上階ベランダの劣化による軽微な水漏れ:賃料50%相当額を減額
一つめは、上階ベランダの劣化により、雨が降った際に軽微な水漏れが生じてしまったという事例です。この事例では雨漏りが軽微であったことから、工事が完了するまでの間も、入居の継続には特に影響がありませんでした。
しかし、工事が終わるまでに発見から50日程度の時間がかかってしまったため、貸主から入居者に賃料の減額が提案されました。その結果、月額賃料の50%相当額を減額するという形で決着しています。
水漏れでトイレが使用不能になった:賃料の30%相当額を減額
続いて、水漏れでトイレが使えなくなってしまったという事例をご紹介します。この事例では、入居時にトイレのクリーニングが不十分であり、改めて清掃を行ったところ、床と便器の接合部から水漏れが見つかりました。
その後、入居者から相談を受けた管理会社が貸主に状況を報告し、交換工事の了承を得たうえで工事業者に依頼し、20日後に工事を完了させました。このケースでは、交換までに20日程度の時間がかかった点などを踏まえて、当事者間で話し合った結果、月額賃料の30%相当額が減額されることとなりました。

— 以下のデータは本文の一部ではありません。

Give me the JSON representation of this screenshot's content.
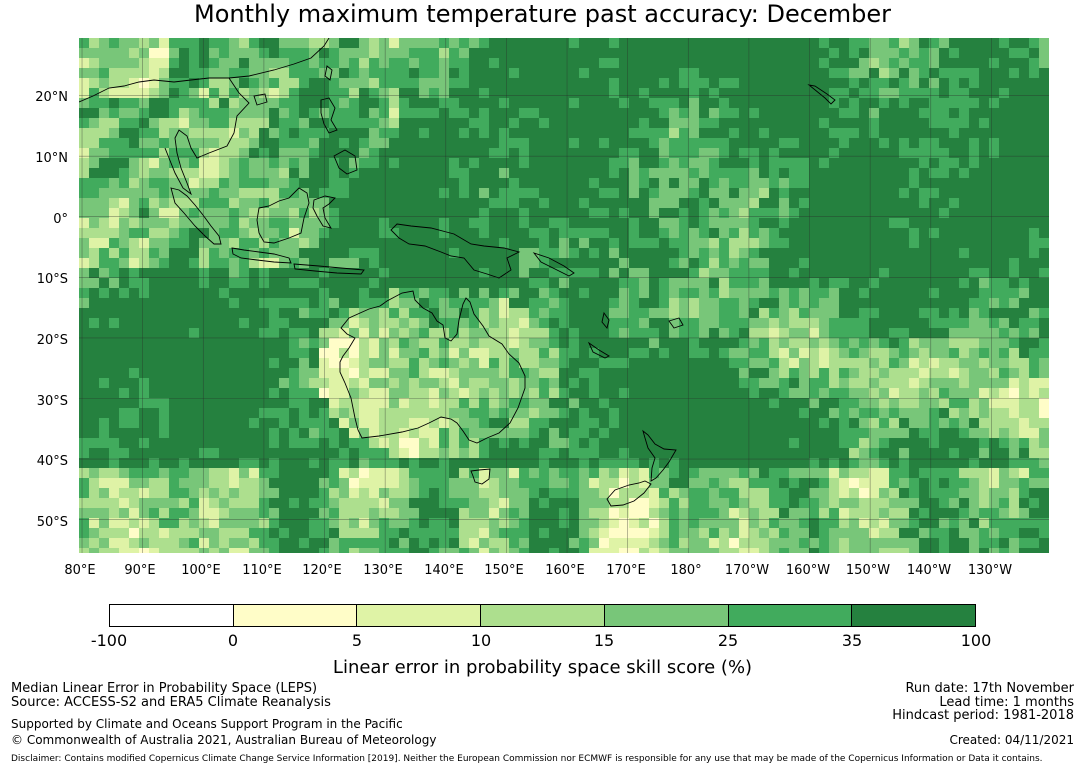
{
  "title": "Monthly maximum temperature past accuracy: December",
  "map": {
    "lat_labels": [
      "20°N",
      "10°N",
      "0°",
      "10°S",
      "20°S",
      "30°S",
      "40°S",
      "50°S"
    ],
    "lon_labels": [
      "80°E",
      "90°E",
      "100°E",
      "110°E",
      "120°E",
      "130°E",
      "140°E",
      "150°E",
      "160°E",
      "170°E",
      "180°",
      "170°W",
      "160°W",
      "150°W",
      "140°W",
      "130°W"
    ],
    "extent": {
      "lon_min": 79.5,
      "lon_max": 239.5,
      "lat_min": -55.5,
      "lat_max": 29.5
    },
    "colors": {
      "c_neg": "#ffffff",
      "c0": "#fffdc8",
      "c5": "#dff3a6",
      "c10": "#addf8e",
      "c15": "#78c679",
      "c25": "#41ab5d",
      "c35": "#25813f",
      "coast": "#000000",
      "grid": "#333333"
    }
  },
  "colorbar": {
    "ticks": [
      "-100",
      "0",
      "5",
      "10",
      "15",
      "25",
      "35",
      "100"
    ],
    "label": "Linear error in probability space skill score (%)"
  },
  "footer": {
    "left_line1": "Median Linear Error in Probability Space (LEPS)",
    "left_line2": "Source: ACCESS-S2 and ERA5 Climate Reanalysis",
    "left_line3": "Supported by Climate and Oceans Support Program in the Pacific",
    "left_line4": "© Commonwealth of Australia 2021, Australian Bureau of Meteorology",
    "right_line1": "Run date: 17th November",
    "right_line2": "Lead time: 1 months",
    "right_line3": "Hindcast period: 1981-2018",
    "right_line4": "Created: 04/11/2021",
    "disclaimer": "Disclaimer: Contains modified Copernicus Climate Change Service Information [2019]. Neither the European Commission nor ECMWF is responsible for any use that may be made of the Copernicus Information or Data it contains."
  }
}
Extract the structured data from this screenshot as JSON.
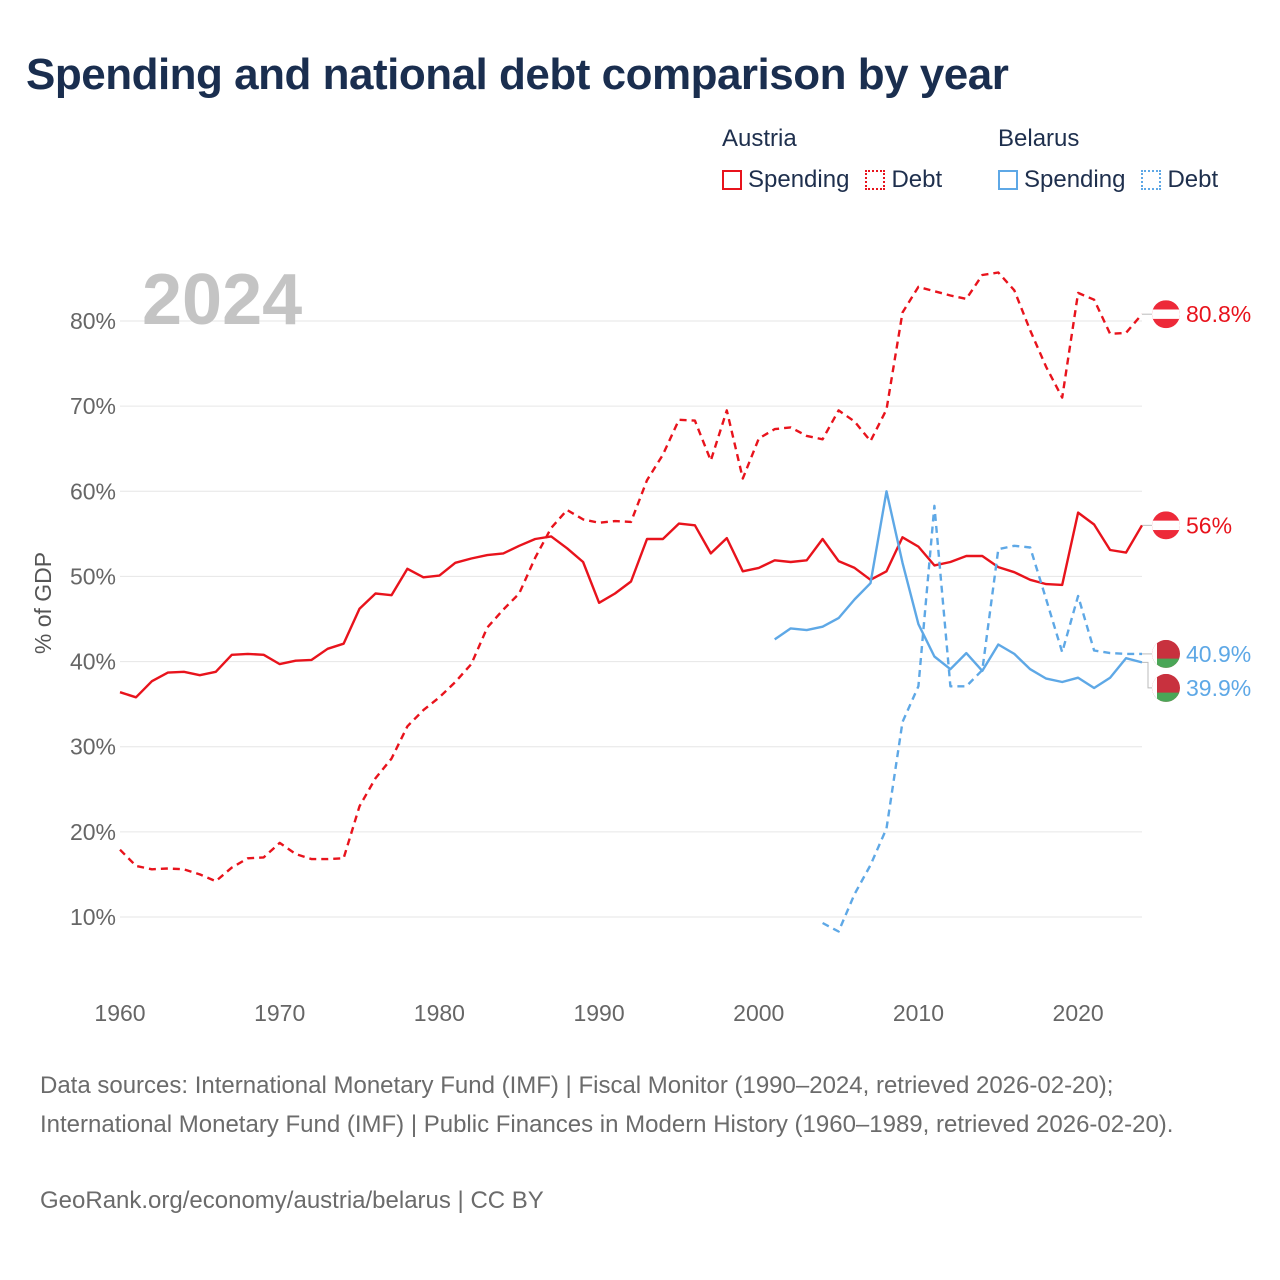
{
  "title": "Spending and national debt comparison by year",
  "legend": {
    "austria": {
      "name": "Austria",
      "spending": "Spending",
      "debt": "Debt",
      "color": "#e8131c"
    },
    "belarus": {
      "name": "Belarus",
      "spending": "Spending",
      "debt": "Debt",
      "color": "#5ea8e6"
    }
  },
  "chart_data": {
    "type": "line",
    "year_label": "2024",
    "ylabel": "% of GDP",
    "xlim": [
      1960,
      2024
    ],
    "ylim": [
      0,
      90
    ],
    "xticks": [
      1960,
      1970,
      1980,
      1990,
      2000,
      2010,
      2020
    ],
    "yticks": [
      10,
      20,
      30,
      40,
      50,
      60,
      70,
      80
    ],
    "ytick_labels": [
      "10%",
      "20%",
      "30%",
      "40%",
      "50%",
      "60%",
      "70%",
      "80%"
    ],
    "series": [
      {
        "name": "Austria Spending",
        "country": "Austria",
        "style": "solid",
        "color": "#e8131c",
        "end_label": "56%",
        "flag": "austria",
        "x": [
          1960,
          1961,
          1962,
          1963,
          1964,
          1965,
          1966,
          1967,
          1968,
          1969,
          1970,
          1971,
          1972,
          1973,
          1974,
          1975,
          1976,
          1977,
          1978,
          1979,
          1980,
          1981,
          1982,
          1983,
          1984,
          1985,
          1986,
          1987,
          1988,
          1989,
          1990,
          1991,
          1992,
          1993,
          1994,
          1995,
          1996,
          1997,
          1998,
          1999,
          2000,
          2001,
          2002,
          2003,
          2004,
          2005,
          2006,
          2007,
          2008,
          2009,
          2010,
          2011,
          2012,
          2013,
          2014,
          2015,
          2016,
          2017,
          2018,
          2019,
          2020,
          2021,
          2022,
          2023,
          2024
        ],
        "values": [
          36.4,
          35.8,
          37.7,
          38.7,
          38.8,
          38.4,
          38.8,
          40.8,
          40.9,
          40.8,
          39.7,
          40.1,
          40.2,
          41.5,
          42.1,
          46.2,
          48.0,
          47.8,
          50.9,
          49.9,
          50.1,
          51.6,
          52.1,
          52.5,
          52.7,
          53.6,
          54.4,
          54.7,
          53.3,
          51.7,
          46.9,
          48.0,
          49.4,
          54.4,
          54.4,
          56.2,
          56.0,
          52.7,
          54.5,
          50.6,
          51.0,
          51.9,
          51.7,
          51.9,
          54.4,
          51.8,
          51.0,
          49.6,
          50.6,
          54.6,
          53.5,
          51.3,
          51.7,
          52.4,
          52.4,
          51.1,
          50.5,
          49.6,
          49.1,
          49.0,
          57.5,
          56.1,
          53.1,
          52.8,
          56.0
        ]
      },
      {
        "name": "Austria Debt",
        "country": "Austria",
        "style": "dashed",
        "color": "#e8131c",
        "end_label": "80.8%",
        "flag": "austria",
        "x": [
          1960,
          1961,
          1962,
          1963,
          1964,
          1965,
          1966,
          1967,
          1968,
          1969,
          1970,
          1971,
          1972,
          1973,
          1974,
          1975,
          1976,
          1977,
          1978,
          1979,
          1980,
          1981,
          1982,
          1983,
          1984,
          1985,
          1986,
          1987,
          1988,
          1989,
          1990,
          1991,
          1992,
          1993,
          1994,
          1995,
          1996,
          1997,
          1998,
          1999,
          2000,
          2001,
          2002,
          2003,
          2004,
          2005,
          2006,
          2007,
          2008,
          2009,
          2010,
          2011,
          2012,
          2013,
          2014,
          2015,
          2016,
          2017,
          2018,
          2019,
          2020,
          2021,
          2022,
          2023,
          2024
        ],
        "values": [
          17.9,
          16.0,
          15.6,
          15.7,
          15.6,
          15.0,
          14.2,
          15.8,
          16.9,
          17.0,
          18.7,
          17.4,
          16.8,
          16.8,
          16.9,
          23.0,
          26.3,
          28.6,
          32.4,
          34.3,
          35.8,
          37.6,
          39.7,
          44.0,
          46.1,
          48.0,
          52.2,
          55.7,
          57.8,
          56.7,
          56.3,
          56.5,
          56.4,
          61.3,
          64.3,
          68.4,
          68.3,
          63.6,
          69.5,
          61.5,
          66.2,
          67.3,
          67.5,
          66.5,
          66.1,
          69.5,
          68.2,
          65.9,
          69.6,
          81.0,
          84.0,
          83.5,
          83.0,
          82.6,
          85.4,
          85.7,
          83.6,
          78.9,
          74.6,
          71.0,
          83.3,
          82.5,
          78.5,
          78.6,
          80.8
        ]
      },
      {
        "name": "Belarus Spending",
        "country": "Belarus",
        "style": "solid",
        "color": "#5ea8e6",
        "end_label": "39.9%",
        "flag": "belarus",
        "x": [
          2001,
          2002,
          2003,
          2004,
          2005,
          2006,
          2007,
          2008,
          2009,
          2010,
          2011,
          2012,
          2013,
          2014,
          2015,
          2016,
          2017,
          2018,
          2019,
          2020,
          2021,
          2022,
          2023,
          2024
        ],
        "values": [
          42.6,
          43.9,
          43.7,
          44.1,
          45.1,
          47.3,
          49.2,
          60.0,
          51.6,
          44.4,
          40.6,
          39.1,
          41.0,
          38.9,
          42.0,
          40.9,
          39.1,
          38.0,
          37.6,
          38.1,
          36.9,
          38.1,
          40.4,
          39.9
        ]
      },
      {
        "name": "Belarus Debt",
        "country": "Belarus",
        "style": "dashed",
        "color": "#5ea8e6",
        "end_label": "40.9%",
        "flag": "belarus",
        "x": [
          2004,
          2005,
          2006,
          2007,
          2008,
          2009,
          2010,
          2011,
          2012,
          2013,
          2014,
          2015,
          2016,
          2017,
          2018,
          2019,
          2020,
          2021,
          2022,
          2023,
          2024
        ],
        "values": [
          9.3,
          8.3,
          12.7,
          16.1,
          20.4,
          32.9,
          37.1,
          58.3,
          37.1,
          37.1,
          39.0,
          53.2,
          53.6,
          53.4,
          47.3,
          41.1,
          47.7,
          41.3,
          41.0,
          40.9,
          40.9
        ]
      }
    ]
  },
  "footer": {
    "sources": "Data sources: International Monetary Fund (IMF) | Fiscal Monitor (1990–2024, retrieved 2026-02-20); International Monetary Fund (IMF) | Public Finances in Modern History (1960–1989, retrieved 2026-02-20).",
    "credit": "GeoRank.org/economy/austria/belarus | CC BY"
  }
}
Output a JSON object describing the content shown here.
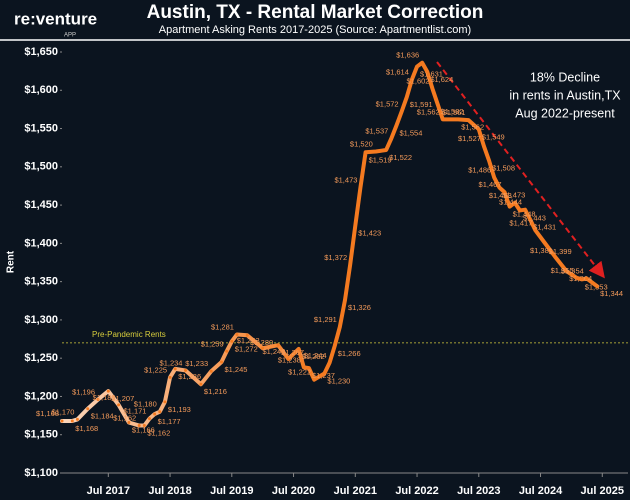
{
  "logo": {
    "text": "re:venture",
    "sub": "APP"
  },
  "chart_data": {
    "type": "line",
    "title": "Austin, TX - Rental Market Correction",
    "subtitle": "Apartment Asking Rents 2017-2025 (Source: Apartmentlist.com)",
    "ylabel": "Rent",
    "x": [
      "2016-10",
      "2016-12",
      "2017-01",
      "2017-03",
      "2017-05",
      "2017-07",
      "2017-09",
      "2017-11",
      "2018-01",
      "2018-02",
      "2018-03",
      "2018-04",
      "2018-05",
      "2018-06",
      "2018-07",
      "2018-08",
      "2018-10",
      "2019-01",
      "2019-03",
      "2019-05",
      "2019-06",
      "2019-07",
      "2019-08",
      "2019-10",
      "2020-01",
      "2020-04",
      "2020-06",
      "2020-08",
      "2020-09",
      "2020-10",
      "2020-11",
      "2021-01",
      "2021-02",
      "2021-03",
      "2021-04",
      "2021-05",
      "2021-06",
      "2021-07",
      "2021-08",
      "2021-09",
      "2021-11",
      "2022-01",
      "2022-02",
      "2022-03",
      "2022-04",
      "2022-05",
      "2022-06",
      "2022-07",
      "2022-08",
      "2022-09",
      "2022-10",
      "2022-11",
      "2022-12",
      "2023-03",
      "2023-05",
      "2023-07",
      "2023-08",
      "2023-09",
      "2023-10",
      "2023-11",
      "2023-12",
      "2024-01",
      "2024-02",
      "2024-03",
      "2024-04",
      "2024-05",
      "2024-06",
      "2024-08",
      "2024-10",
      "2024-12",
      "2025-02",
      "2025-03",
      "2025-04",
      "2025-06"
    ],
    "series": [
      {
        "name": "Rent",
        "color": "#f47a20",
        "gradient": [
          "#fbd6bb",
          "#f47a20"
        ],
        "values": [
          1168,
          1168,
          1170,
          1184,
          1196,
          1207,
          1189,
          1166,
          1162,
          1162,
          1171,
          1177,
          1180,
          1193,
          1225,
          1236,
          1234,
          1216,
          1233,
          1245,
          1259,
          1272,
          1281,
          1280,
          1263,
          1267,
          1249,
          1262,
          1238,
          1237,
          1222,
          1230,
          1244,
          1266,
          1291,
          1326,
          1372,
          1423,
          1473,
          1519,
          1520,
          1522,
          1537,
          1554,
          1572,
          1591,
          1614,
          1631,
          1636,
          1624,
          1602,
          1582,
          1562,
          1562,
          1561,
          1549,
          1527,
          1508,
          1486,
          1473,
          1467,
          1448,
          1453,
          1443,
          1444,
          1431,
          1417,
          1399,
          1381,
          1364,
          1355,
          1353,
          1354,
          1344
        ],
        "value_labels": [
          "$1,168",
          "$1,168",
          "$1,170",
          "$1,184",
          "$1,196",
          "$1,207",
          "$1,189",
          "$1,166",
          "$1,162",
          "$1,162",
          "$1,171",
          "$1,177",
          "$1,180",
          "$1,193",
          "$1,225",
          "$1,236",
          "$1,234",
          "$1,216",
          "$1,233",
          "$1,245",
          "$1,259",
          "$1,272",
          "$1,281",
          "$1,280",
          "$1,263",
          "$1,267",
          "$1,249",
          "$1,262",
          "$1,238",
          "$1,237",
          "$1,222",
          "$1,230",
          "$1,244",
          "$1,266",
          "$1,291",
          "$1,326",
          "$1,372",
          "$1,423",
          "$1,473",
          "$1,519",
          "$1,520",
          "$1,522",
          "$1,537",
          "$1,554",
          "$1,572",
          "$1,591",
          "$1,614",
          "$1,631",
          "$1,636",
          "$1,624",
          "$1,602",
          "$1,582",
          "$1,562",
          "$1,562",
          "$1,561",
          "$1,549",
          "$1,527",
          "$1,508",
          "$1,486",
          "$1,473",
          "$1,467",
          "$1,448",
          "$1,453",
          "$1,443",
          "$1,444",
          "$1,431",
          "$1,417",
          "$1,399",
          "$1,381",
          "$1,364",
          "$1,355",
          "$1,353",
          "$1,354",
          "$1,344"
        ]
      }
    ],
    "xlim": [
      "2016-10",
      "2025-12"
    ],
    "xticks": [
      {
        "value": "2017-07",
        "label": "Jul 2017"
      },
      {
        "value": "2018-07",
        "label": "Jul 2018"
      },
      {
        "value": "2019-07",
        "label": "Jul 2019"
      },
      {
        "value": "2020-07",
        "label": "Jul 2020"
      },
      {
        "value": "2021-07",
        "label": "Jul 2021"
      },
      {
        "value": "2022-07",
        "label": "Jul 2022"
      },
      {
        "value": "2023-07",
        "label": "Jul 2023"
      },
      {
        "value": "2024-07",
        "label": "Jul 2024"
      },
      {
        "value": "2025-07",
        "label": "Jul 2025"
      }
    ],
    "ylim": [
      1100,
      1650
    ],
    "yticks": [
      {
        "value": 1100,
        "label": "$1,100"
      },
      {
        "value": 1150,
        "label": "$1,150"
      },
      {
        "value": 1200,
        "label": "$1,200"
      },
      {
        "value": 1250,
        "label": "$1,250"
      },
      {
        "value": 1300,
        "label": "$1,300"
      },
      {
        "value": 1350,
        "label": "$1,350"
      },
      {
        "value": 1400,
        "label": "$1,400"
      },
      {
        "value": 1450,
        "label": "$1,450"
      },
      {
        "value": 1500,
        "label": "$1,500"
      },
      {
        "value": 1550,
        "label": "$1,550"
      },
      {
        "value": 1600,
        "label": "$1,600"
      },
      {
        "value": 1650,
        "label": "$1,650"
      }
    ],
    "grid": false,
    "reference_line": {
      "value": 1270,
      "label": "Pre-Pandemic Rents",
      "color": "#d6cc3c"
    },
    "annotation": [
      "18% Decline",
      "in rents in Austin,TX",
      "Aug 2022-present"
    ]
  }
}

(出典:国土交通省『改正民法施行に伴う民間賃貸住宅における対応事例集』)
記事のおさらい
最後に、今回の内容をQ&Aで確認しておきましょう。
Q:賃貸マンションの経年劣化による水漏れは誰が損害賠償責任を負う?
A:入居者に原因がなく、経年劣化によって水漏れ被害が生じた場合は、貸主が責任を負うことになります。ただし、入居者が水漏れを見つけたにもかかわらず、報告や相談を怠ったまま被害が拡大してしまった場合は、入居者が責任を負う可能性もあります。
Q:借主が原因の水漏れはどのように責任を負う?
A:借りている部屋の被害については、借家人賠償責任保険でカバーします。一方、階下や隣室などに被害が発生してしまった場合には、個人賠償責任保険でカバーします。被害の範囲によって適用できる保険が異なるため注意が必要です。